Smith is the co-editor with Peter Kollock of Communities in Cyberspace (Routledge), a collection of essays exploring the ways identity; interaction and social order develop in online groups. Along with Derek Hansen and Ben Shneiderman, he is the co-author and editor of Analyzing Social Media Networks with NodeXL: Insights from a connected world, forthcoming from Morgan-Kaufmann in July 2010 which is a guide to mapping connections created through computer-mediated interactions.

Smith's research focuses on computer-mediated collective action: the ways group dynamics change when they take place in and through social cyberspaces. Many "groups" in cyberspace produce public goods and organize themselves in the form of a commons (for related papers see: http://www.connectedaction.net/marc-smith/). Smith's goal is to visualize these social cyberspaces, mapping and measuring their structure, dynamics and life cycles. At Microsoft, he developed the "Netscan" web application and data mining engine that allows researchers studying Usenet newsgroups and related repositories of threaded conversations to get reports on the rates of posting, posters, crossposting, thread length and frequency distributions of activity. Smith applied this work to the development of a generalized community analysis platform for Telligent, providing a web based system for groups of all sizes to discuss and publish their material to the web and analyze the emergent trends that result. He contributes to the open and free NodeXL project (http://www.codeplex.com/nodexl) that adds social network analysis features to the familiar Excel spreadsheet. A tutorial on social network analysis is evolving into a book and is freely available (http://casci.umd.edu/NodeXL_Teaching). NodeXL enables social network analysis of email, twitter, flickr, www, facebook and other network data sets.
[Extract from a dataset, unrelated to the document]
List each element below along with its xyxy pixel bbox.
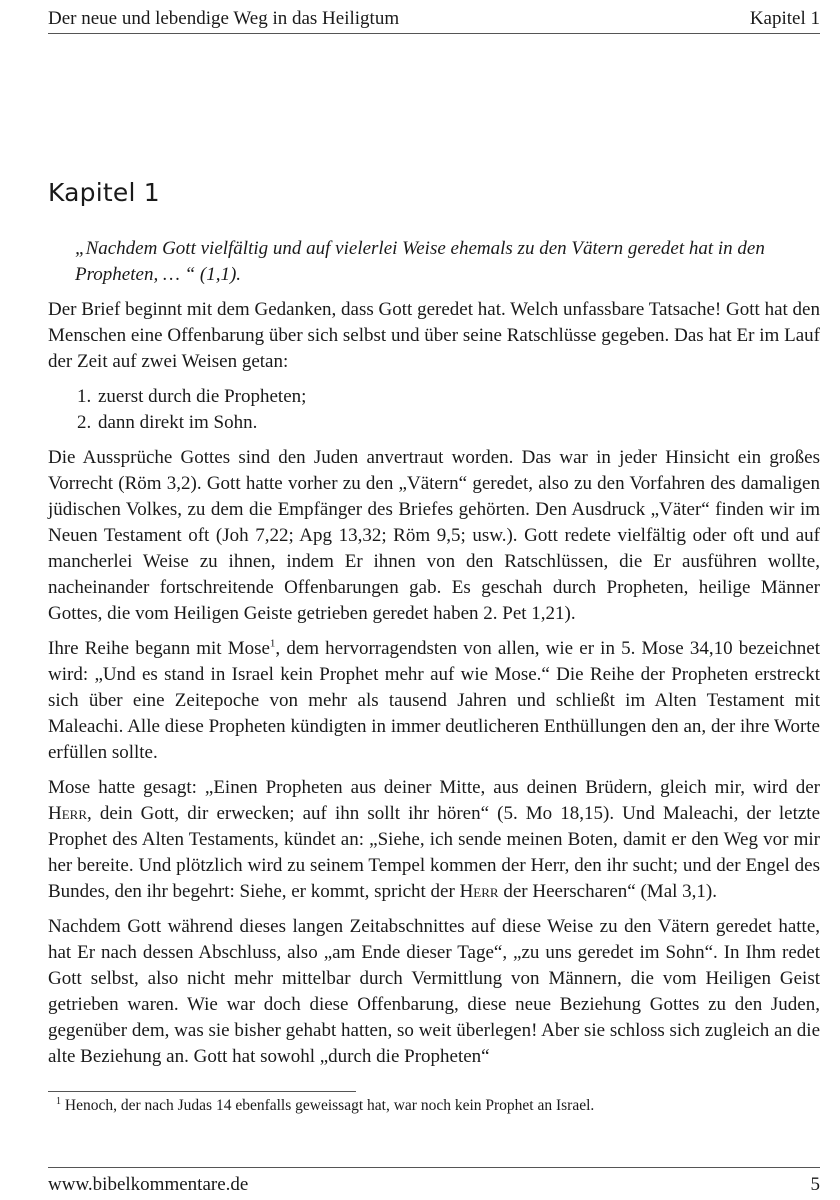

The Connected Action consulting group (http://www.connectedaction.net) applies social science methods in general and social network analysis techniques in particular to enterprise and internet social media usage. SNA analysis of data from message boards, blogs, wikis, friend networks, and shared file systems can reveal insights into organizations and processes. Community managers can gain actionable insights into the volumes of community content created in their social media repositories. Mobile social software applications can visualize patterns of association that are otherwise invisible.

Smith received a B.S. in International Area Studies from Drexel University in Philadelphia in 1988, an M.Phil. in social theory from Cambridge University in 1990, and a Ph.D. in Sociology from UCLA in 2001. He is an affiliate faculty at the Department of Sociology at the University of Washington and the College of Information Studies at the University of Maryland. Smith is also a Distinguished Visiting Scholar at the Media-X Program at Stanford University.